Author or corporate author, Year. Title of document. [type of medium] Place: Producer/Publisher. Available at: include web site address/URL(Uniform Resource Locator) [Accessed date].

e.g. Alliance Boots Plc., 2020. Corporate social responsibility. [online] Alliance Boots Plc. Available at: <https://www.encyclopedia.com/books/politics-and-business-magazines/alliance-boots-plc> [Accessed 15 July 2020].

DVD, video or film

Full title of DVD or video. Year of release. [type of medium] Director. (if relevant) Country of origin: Film studio or maker. (Other relevant details).

e.g. Star Wars: The Rise of Skywalker. 2020. [DVD] New York: Walt Disney Studios Home Ent.

For a film the suggested elements should include:

Title, Year of release. [medium] Director. Country of origin: Film studio.

e.g. Macbeth, 2015. [film] Directed by Justin Kurzel. USA: StudioCanal, Film4, DMC Film, Anton Capital Entertainment, Creative Scotland, See-Saw Films. 

An in-text reference for the above example would read:

e.g. Macbeth (2015) was an adaption of Shakespeare’s tragedy directed by and starring Orson Welles.

Electronic images

Author, Year (image created).
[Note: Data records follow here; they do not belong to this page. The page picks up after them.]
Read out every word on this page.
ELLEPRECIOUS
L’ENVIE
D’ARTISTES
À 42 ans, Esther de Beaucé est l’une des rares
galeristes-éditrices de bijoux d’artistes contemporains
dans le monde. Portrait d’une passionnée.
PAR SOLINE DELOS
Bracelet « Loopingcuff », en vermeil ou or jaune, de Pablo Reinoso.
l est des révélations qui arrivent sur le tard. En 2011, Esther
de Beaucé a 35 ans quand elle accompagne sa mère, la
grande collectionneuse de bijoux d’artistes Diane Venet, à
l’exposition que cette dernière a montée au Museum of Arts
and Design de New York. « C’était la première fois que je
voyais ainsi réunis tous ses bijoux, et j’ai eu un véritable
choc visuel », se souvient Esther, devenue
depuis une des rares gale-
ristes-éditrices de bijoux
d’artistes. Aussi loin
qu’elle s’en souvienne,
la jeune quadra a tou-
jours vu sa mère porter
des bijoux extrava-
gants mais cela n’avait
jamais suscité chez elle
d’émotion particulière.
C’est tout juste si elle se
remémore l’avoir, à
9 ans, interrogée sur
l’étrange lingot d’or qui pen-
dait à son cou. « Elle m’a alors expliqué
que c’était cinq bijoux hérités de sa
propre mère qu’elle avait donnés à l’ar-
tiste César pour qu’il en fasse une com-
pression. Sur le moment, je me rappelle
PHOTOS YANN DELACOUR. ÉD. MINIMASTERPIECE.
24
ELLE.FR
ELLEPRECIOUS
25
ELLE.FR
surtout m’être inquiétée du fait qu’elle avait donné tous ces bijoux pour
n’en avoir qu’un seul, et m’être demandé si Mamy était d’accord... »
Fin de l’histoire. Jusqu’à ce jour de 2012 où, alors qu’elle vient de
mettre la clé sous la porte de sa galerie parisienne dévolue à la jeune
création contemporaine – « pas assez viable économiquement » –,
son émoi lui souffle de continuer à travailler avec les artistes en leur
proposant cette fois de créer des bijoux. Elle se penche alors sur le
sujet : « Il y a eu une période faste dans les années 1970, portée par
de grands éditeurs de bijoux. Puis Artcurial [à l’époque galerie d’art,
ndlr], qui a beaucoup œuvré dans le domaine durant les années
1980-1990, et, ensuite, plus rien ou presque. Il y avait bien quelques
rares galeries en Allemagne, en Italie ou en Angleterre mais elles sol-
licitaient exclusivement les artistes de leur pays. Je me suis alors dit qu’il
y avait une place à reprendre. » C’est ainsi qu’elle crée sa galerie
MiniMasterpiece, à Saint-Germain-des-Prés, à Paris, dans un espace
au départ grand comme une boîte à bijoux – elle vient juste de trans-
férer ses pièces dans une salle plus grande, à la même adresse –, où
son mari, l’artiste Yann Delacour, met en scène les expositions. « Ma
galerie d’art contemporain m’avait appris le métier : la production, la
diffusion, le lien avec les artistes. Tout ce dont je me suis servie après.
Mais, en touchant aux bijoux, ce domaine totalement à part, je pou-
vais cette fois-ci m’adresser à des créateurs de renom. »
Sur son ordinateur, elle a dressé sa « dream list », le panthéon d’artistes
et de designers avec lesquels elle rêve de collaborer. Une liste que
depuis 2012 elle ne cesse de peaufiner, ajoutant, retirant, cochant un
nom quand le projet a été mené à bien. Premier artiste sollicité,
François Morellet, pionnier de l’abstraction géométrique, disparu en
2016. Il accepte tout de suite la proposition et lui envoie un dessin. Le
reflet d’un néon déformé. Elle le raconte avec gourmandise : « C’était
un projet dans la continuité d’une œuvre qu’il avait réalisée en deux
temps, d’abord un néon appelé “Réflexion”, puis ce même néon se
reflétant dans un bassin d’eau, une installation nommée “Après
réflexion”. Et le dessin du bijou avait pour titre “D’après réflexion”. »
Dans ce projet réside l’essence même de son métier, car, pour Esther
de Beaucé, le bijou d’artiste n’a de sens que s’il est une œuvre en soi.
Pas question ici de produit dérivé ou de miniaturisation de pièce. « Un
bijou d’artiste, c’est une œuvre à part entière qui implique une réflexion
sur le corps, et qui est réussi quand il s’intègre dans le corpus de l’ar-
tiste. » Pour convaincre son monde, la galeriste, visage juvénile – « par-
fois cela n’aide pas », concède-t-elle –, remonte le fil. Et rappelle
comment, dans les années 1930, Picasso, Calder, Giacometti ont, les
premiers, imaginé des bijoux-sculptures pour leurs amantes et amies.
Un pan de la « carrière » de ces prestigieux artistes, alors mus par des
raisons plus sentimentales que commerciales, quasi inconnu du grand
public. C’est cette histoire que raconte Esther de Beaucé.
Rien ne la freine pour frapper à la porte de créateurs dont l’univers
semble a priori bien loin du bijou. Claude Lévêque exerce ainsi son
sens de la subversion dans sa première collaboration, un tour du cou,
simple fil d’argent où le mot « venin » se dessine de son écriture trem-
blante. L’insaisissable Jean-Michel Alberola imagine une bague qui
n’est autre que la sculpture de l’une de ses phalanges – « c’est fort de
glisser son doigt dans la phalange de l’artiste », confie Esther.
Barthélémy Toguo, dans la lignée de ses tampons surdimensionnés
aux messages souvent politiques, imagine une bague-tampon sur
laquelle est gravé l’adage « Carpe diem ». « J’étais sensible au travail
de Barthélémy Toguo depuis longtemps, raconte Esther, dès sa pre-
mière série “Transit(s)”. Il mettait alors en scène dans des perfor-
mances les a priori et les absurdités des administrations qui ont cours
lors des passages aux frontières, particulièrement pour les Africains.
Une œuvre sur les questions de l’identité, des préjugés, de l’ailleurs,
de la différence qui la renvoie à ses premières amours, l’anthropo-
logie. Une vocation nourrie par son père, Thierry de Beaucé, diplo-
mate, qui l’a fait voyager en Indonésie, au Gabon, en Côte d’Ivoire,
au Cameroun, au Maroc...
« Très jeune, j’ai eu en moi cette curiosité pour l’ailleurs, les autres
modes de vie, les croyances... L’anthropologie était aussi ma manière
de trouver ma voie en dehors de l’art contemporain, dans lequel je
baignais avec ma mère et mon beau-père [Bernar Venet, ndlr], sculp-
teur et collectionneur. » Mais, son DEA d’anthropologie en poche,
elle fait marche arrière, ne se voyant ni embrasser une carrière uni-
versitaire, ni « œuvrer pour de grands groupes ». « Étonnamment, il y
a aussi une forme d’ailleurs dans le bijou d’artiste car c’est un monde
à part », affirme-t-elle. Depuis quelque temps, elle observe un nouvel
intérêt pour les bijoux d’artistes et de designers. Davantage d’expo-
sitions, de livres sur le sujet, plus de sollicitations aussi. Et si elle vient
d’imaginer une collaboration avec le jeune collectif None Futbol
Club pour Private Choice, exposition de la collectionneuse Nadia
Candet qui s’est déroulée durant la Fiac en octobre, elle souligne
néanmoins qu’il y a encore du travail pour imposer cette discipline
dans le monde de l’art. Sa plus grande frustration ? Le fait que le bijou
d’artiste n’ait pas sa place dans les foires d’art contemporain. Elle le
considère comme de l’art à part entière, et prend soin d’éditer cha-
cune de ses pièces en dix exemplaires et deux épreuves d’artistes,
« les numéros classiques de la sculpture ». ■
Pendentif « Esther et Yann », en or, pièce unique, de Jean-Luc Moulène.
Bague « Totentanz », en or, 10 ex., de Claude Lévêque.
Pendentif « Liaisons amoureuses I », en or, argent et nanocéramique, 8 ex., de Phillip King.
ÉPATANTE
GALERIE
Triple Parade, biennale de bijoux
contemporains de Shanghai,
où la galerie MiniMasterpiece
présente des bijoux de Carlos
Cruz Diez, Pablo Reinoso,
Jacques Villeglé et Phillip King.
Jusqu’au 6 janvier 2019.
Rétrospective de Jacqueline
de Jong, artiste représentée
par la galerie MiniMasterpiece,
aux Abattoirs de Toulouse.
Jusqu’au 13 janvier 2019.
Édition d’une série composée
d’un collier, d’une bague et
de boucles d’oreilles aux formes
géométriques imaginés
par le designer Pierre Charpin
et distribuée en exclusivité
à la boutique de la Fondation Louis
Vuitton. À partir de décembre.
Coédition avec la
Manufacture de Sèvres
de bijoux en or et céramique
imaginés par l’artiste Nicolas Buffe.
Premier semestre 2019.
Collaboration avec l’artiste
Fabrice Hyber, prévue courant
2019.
Title of work. [type of medium] Available at: include web site address/URL (Uniform Resource Locator) [Accessed date].

e.g. [Child placing gauze over knee wound] n.d. [image online] Available at: < http://www.dadpal.com/2009/12/wounds-care-help-and-wound-vac-therapy.html> [Accessed 01 June 2010].

Youtube video

Screen name of contributor, Year. Video Title, Series Title. (if relevant) [type of medium] Available at: include web site address/URL (Uniform Resource Locator) [Accessed date].

e.g. Mrgeorged, 2009. Top Gear The Stig revealed Full. [video online] Available at: <http://www.youtube.com/watch#!v=eTapK5dRaw4> [Accessed 23 June 2009].

An in-text reference for the above example would read:

e.g. The principal research states ‘The need for substainable development...’ (Defra 2007)

Sound Recordings

Name, Initials(s) (of originator/composer), Year. Title. [medium] Name of recording artist/performer/conductor. Place of distribution: Record Label.

e.g. Lennon, J. and McCartney, P., 1966. Yellow submarine.(Remastered 2009) [sound recording] Performed by The Beatles on the album Revolver. Hayes: EMI.

Proof

Authors are responsible for ensuring that all manuscripts (whether original or revised) are written in good English and accurately typed before final submission. One set of final editing will be sent to authors, if requested, before the final publication, which should be returned promptly.